In the first joint project for UAB’s Cultural Corridor, the Alys Stephens Performing Arts Center, the Department of Art and Art History, and the new Abroms-Engel Institute for the Visual Arts together have commissioned Brooklyn-based artist Amanda Browder to create “Magic Chromacity.” The vast works Browder is creating with community members will use recycled and donated materials to create large-scale art pieces adorning both the AEIVA and ASC buildings, which face each other on 10th Avenue South on the UAB campus. The large-scale art pieces will allow the buildings to “speak” to each other while also serving as individual works.

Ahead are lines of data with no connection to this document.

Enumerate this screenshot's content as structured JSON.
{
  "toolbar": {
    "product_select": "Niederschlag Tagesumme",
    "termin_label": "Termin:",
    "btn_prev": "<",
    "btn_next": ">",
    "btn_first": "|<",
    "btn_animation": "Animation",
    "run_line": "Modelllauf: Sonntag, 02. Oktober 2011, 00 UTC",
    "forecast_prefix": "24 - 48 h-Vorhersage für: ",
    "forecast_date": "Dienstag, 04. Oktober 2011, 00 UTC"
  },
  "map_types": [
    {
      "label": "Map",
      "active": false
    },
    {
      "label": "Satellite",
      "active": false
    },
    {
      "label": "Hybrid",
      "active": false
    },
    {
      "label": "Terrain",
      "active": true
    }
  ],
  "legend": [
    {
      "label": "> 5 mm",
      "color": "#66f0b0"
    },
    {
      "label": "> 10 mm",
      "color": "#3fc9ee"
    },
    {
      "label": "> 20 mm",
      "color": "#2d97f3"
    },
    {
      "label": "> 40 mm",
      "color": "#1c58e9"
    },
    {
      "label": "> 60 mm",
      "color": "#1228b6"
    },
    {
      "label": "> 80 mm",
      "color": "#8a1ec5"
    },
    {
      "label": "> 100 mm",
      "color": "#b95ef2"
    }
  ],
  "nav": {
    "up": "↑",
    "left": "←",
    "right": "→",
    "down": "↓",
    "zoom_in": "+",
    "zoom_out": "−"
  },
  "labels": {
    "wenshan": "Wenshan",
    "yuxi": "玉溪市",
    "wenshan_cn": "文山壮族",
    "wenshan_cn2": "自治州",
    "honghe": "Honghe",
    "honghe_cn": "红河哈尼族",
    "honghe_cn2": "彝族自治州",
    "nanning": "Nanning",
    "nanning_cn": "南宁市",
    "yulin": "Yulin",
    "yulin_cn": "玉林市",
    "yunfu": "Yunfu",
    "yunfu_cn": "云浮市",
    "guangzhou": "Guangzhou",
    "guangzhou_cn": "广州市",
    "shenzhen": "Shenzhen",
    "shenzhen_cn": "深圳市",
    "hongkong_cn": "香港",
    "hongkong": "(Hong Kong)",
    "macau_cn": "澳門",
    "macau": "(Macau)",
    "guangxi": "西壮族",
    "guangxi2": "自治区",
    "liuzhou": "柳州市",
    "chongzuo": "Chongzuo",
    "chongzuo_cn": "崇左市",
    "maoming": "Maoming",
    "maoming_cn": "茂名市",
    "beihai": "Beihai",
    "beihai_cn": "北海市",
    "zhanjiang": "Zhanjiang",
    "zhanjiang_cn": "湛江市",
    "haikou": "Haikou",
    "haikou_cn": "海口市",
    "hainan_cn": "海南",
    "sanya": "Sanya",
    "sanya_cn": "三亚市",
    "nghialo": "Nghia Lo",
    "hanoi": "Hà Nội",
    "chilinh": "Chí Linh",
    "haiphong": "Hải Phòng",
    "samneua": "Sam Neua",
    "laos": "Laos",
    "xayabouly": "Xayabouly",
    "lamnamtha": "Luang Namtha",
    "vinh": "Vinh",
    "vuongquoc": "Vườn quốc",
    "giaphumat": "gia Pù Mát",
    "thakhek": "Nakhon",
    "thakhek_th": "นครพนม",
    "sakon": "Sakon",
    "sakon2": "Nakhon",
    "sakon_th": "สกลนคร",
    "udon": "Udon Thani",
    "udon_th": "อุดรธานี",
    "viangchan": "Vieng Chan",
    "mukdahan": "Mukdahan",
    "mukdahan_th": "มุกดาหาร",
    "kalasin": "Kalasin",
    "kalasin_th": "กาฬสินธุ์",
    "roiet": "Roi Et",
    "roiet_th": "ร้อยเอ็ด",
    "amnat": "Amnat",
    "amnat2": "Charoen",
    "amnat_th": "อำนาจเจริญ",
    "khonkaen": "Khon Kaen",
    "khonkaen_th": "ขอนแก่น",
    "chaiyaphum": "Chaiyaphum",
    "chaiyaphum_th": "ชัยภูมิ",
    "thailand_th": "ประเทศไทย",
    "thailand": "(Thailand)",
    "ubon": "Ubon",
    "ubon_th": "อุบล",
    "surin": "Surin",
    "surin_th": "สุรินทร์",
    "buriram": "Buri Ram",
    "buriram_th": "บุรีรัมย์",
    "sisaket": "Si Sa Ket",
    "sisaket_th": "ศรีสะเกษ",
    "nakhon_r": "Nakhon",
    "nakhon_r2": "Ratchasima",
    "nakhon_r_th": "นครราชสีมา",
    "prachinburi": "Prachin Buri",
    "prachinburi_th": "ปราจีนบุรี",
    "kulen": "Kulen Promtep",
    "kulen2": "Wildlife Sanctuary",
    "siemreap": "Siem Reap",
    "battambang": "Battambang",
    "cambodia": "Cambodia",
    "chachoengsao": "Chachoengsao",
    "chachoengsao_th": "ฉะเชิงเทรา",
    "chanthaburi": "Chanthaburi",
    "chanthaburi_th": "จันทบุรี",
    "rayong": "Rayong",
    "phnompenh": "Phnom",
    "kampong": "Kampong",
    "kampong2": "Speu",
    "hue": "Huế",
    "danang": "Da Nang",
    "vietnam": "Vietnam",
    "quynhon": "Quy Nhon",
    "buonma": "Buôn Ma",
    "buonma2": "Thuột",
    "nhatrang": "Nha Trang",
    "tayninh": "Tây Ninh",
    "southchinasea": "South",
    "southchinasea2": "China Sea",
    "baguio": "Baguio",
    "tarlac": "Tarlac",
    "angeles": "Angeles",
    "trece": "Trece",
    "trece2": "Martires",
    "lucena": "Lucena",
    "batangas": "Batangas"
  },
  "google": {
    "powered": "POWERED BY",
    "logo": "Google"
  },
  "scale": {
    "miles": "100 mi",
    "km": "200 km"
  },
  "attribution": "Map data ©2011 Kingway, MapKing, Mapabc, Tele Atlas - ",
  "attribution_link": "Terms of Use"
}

Large pieces of red, orange and blue nonstretch fabric are at the top of the wish list. Fabric and thread donations from the community may be dropped off at ArtPlay, AEIVA, Alabama Art Supply, The Bottletree and Forstall Art Center. Fabric will be accepted through July 6.
Browder worked with UAB students, faculty and community members in April to begin the project. She will return for more community sewing days July 9-12. Follow the progress on social media using #magic_chromacity.
On May 9, Browder will Skype in as a “virtual visiting artist” and remotely sew alongside volunteers from the local Bib & Tucker Sew-Op from 1-5 p.m. at the AEIVA. The sewing day is open to the public, and members of the community are encouraged to participate.
On June 30, Browder will again Skype in as a virtual visiting artist, this time to Assistant Professor of Art Doug Baulos’ summer Book Arts class. Students will investigate fiber printing for book arts and will make large samples for Browder to use in her project.
Once completed, the huge fabric works will be installed and presented to celebrate the new cultural corridor at UAB on Aug. 26-28. Browder will give a lecture at 6 p.m. Thursday, Aug. 28, and an opening reception will be held Aug. 29. Both events will be held at AEIVA and are free and open to the public. The lecture is sponsored by the Department of Art and Art History, John S. Jemison Fund, and the Alys Stephens Center. The work will be on exhibition and available for viewing during daylight hours Friday, Aug. 29, to Friday, Sept. 5.